Taj 08.30.22 at 3:12 pm

Is it reasonable to dismiss concerns about welfare fraud in south Italy as a northern prejudice? I’ve the impression that social science generally treats the difference in civic cooperation between north & south as an established fact – really the canonical example of a regional cultural difference.

Looking around for evidence to back this up, I found e.g. the first graph here:
https://www.journals.uchicago.edu/doi/10.1086/689982
Apparently a large-scale phenomenon!

I’m not saying this would make the RdC a bad policy – I don’t know enough to say. It just seems unfair to portray its critics as though they’re Republicans fretting about hallucinatory ballot fraud.

24

MisterMr 08.31.22 at 12:00 pm

@Taj 23
“Is it reasonable to dismiss concerns about welfare fraud in south Italy as a northern prejudice?”

It’s not a matter of prejudice, it is simply the case that, as in the south there is way more unamployment than in the north, there are many more people who rely more on government support, hence frauds are more common.

As far as tax avoidance is concerned, consider that while more persons evede tax in the south as a percentage of the population, tax evaders in the north are on average richer, so they evade more money, so that on the whole there is more per person average tax evasion in the north than in the south (or at least so it was some years ago when I read these data in a paper).

“really the canonical example of a regional cultural difference”
This is a rather problematic point, in particular because it feeds into negative stereotypes that northerners have about southerners.

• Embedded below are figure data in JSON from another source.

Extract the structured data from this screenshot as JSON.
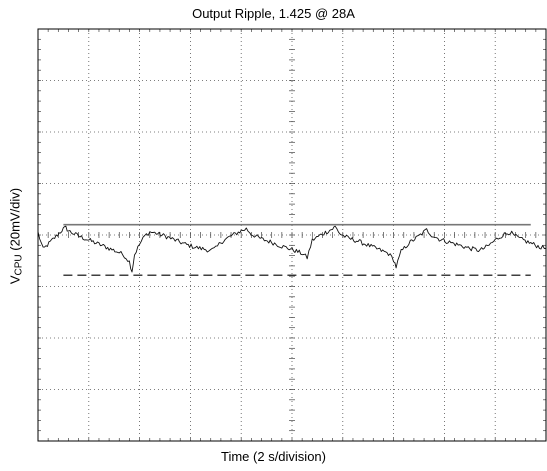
{
  "chart_data": {
    "type": "line",
    "title": "Output Ripple, 1.425 @ 28A",
    "xlabel": "Time (2 s/division)",
    "ylabel": {
      "main": "V",
      "sub": "CPU",
      "suffix": " (20mV/div)"
    },
    "divisions": {
      "x": 10,
      "y": 8
    },
    "xlim": [
      0,
      10
    ],
    "ylim": [
      -4,
      4
    ],
    "grid": true,
    "series": [
      {
        "style": "trace",
        "points": [
          [
            0,
            0.05
          ],
          [
            0.1,
            -0.28
          ],
          [
            0.3,
            -0.08
          ],
          [
            0.5,
            0.12
          ],
          [
            0.55,
            0.14
          ],
          [
            0.6,
            0.08
          ],
          [
            0.8,
            -0.02
          ],
          [
            1.0,
            -0.1
          ],
          [
            1.2,
            -0.18
          ],
          [
            1.4,
            -0.26
          ],
          [
            1.6,
            -0.34
          ],
          [
            1.7,
            -0.4
          ],
          [
            1.8,
            -0.52
          ],
          [
            1.85,
            -0.7
          ],
          [
            1.9,
            -0.38
          ],
          [
            2.0,
            -0.18
          ],
          [
            2.1,
            -0.02
          ],
          [
            2.2,
            0.06
          ],
          [
            2.3,
            0.04
          ],
          [
            2.5,
            -0.02
          ],
          [
            2.7,
            -0.1
          ],
          [
            2.9,
            -0.18
          ],
          [
            3.1,
            -0.24
          ],
          [
            3.3,
            -0.28
          ],
          [
            3.4,
            -0.3
          ],
          [
            3.5,
            -0.26
          ],
          [
            3.6,
            -0.14
          ],
          [
            3.8,
            -0.02
          ],
          [
            4.0,
            0.08
          ],
          [
            4.1,
            0.12
          ],
          [
            4.2,
            0.02
          ],
          [
            4.4,
            -0.08
          ],
          [
            4.6,
            -0.14
          ],
          [
            4.8,
            -0.22
          ],
          [
            5.0,
            -0.28
          ],
          [
            5.2,
            -0.36
          ],
          [
            5.3,
            -0.44
          ],
          [
            5.4,
            -0.1
          ],
          [
            5.6,
            0.02
          ],
          [
            5.8,
            0.12
          ],
          [
            5.85,
            0.16
          ],
          [
            5.95,
            0.02
          ],
          [
            6.1,
            -0.06
          ],
          [
            6.3,
            -0.12
          ],
          [
            6.5,
            -0.2
          ],
          [
            6.7,
            -0.28
          ],
          [
            6.9,
            -0.36
          ],
          [
            7.0,
            -0.48
          ],
          [
            7.05,
            -0.62
          ],
          [
            7.15,
            -0.32
          ],
          [
            7.3,
            -0.16
          ],
          [
            7.5,
            -0.02
          ],
          [
            7.65,
            0.1
          ],
          [
            7.75,
            0.0
          ],
          [
            7.9,
            -0.08
          ],
          [
            8.1,
            -0.14
          ],
          [
            8.3,
            -0.2
          ],
          [
            8.5,
            -0.26
          ],
          [
            8.7,
            -0.3
          ],
          [
            8.85,
            -0.22
          ],
          [
            9.0,
            -0.1
          ],
          [
            9.15,
            0.0
          ],
          [
            9.3,
            0.06
          ],
          [
            9.35,
            0.0
          ],
          [
            9.5,
            -0.08
          ],
          [
            9.7,
            -0.16
          ],
          [
            9.9,
            -0.24
          ],
          [
            10.0,
            -0.26
          ]
        ]
      },
      {
        "style": "solid-level",
        "y": 0.2,
        "x": [
          0.5,
          9.7
        ]
      },
      {
        "style": "dashed-level",
        "y": -0.78,
        "x": [
          0.5,
          9.7
        ]
      }
    ]
  }
}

My opinion (many italians, expecially in the north, would disagree) is that the causation is the reverse: low employment and bad economy in the south create the conditions that favour these bad behaviours, and this causes this apparent cultural difference, but southern italians who live in the north (who are really a lot since there has been continuous internal migration since the endo of the 19th century) are not particularly more tax evaders than northern italians AFAIK.

Finally, please note that the “regioni” are not omogeneous:
Lombardy, where I live, has approx 10 millions inhabitants, roughtly 20% of the italian population (it’s the biggest regione in terms of population); it has the lowest rate of tax evaders, but the ones who evade evade for a lot of money because it is also the richest and most industrialized regione, it has a pro-capite GDP of 38.000€.
Calabria, the one with the super high evasion rate, is a very very rural regione with approx 1.5 millions inhabitants (it takes 7 Calabrias to make 1 Lombardy), it has a pro-capite GDP of 17.200€.
So we are comparing places with a very different economic structure; this difference in size and economic structure IMO is more relevant than supposed cultural differences.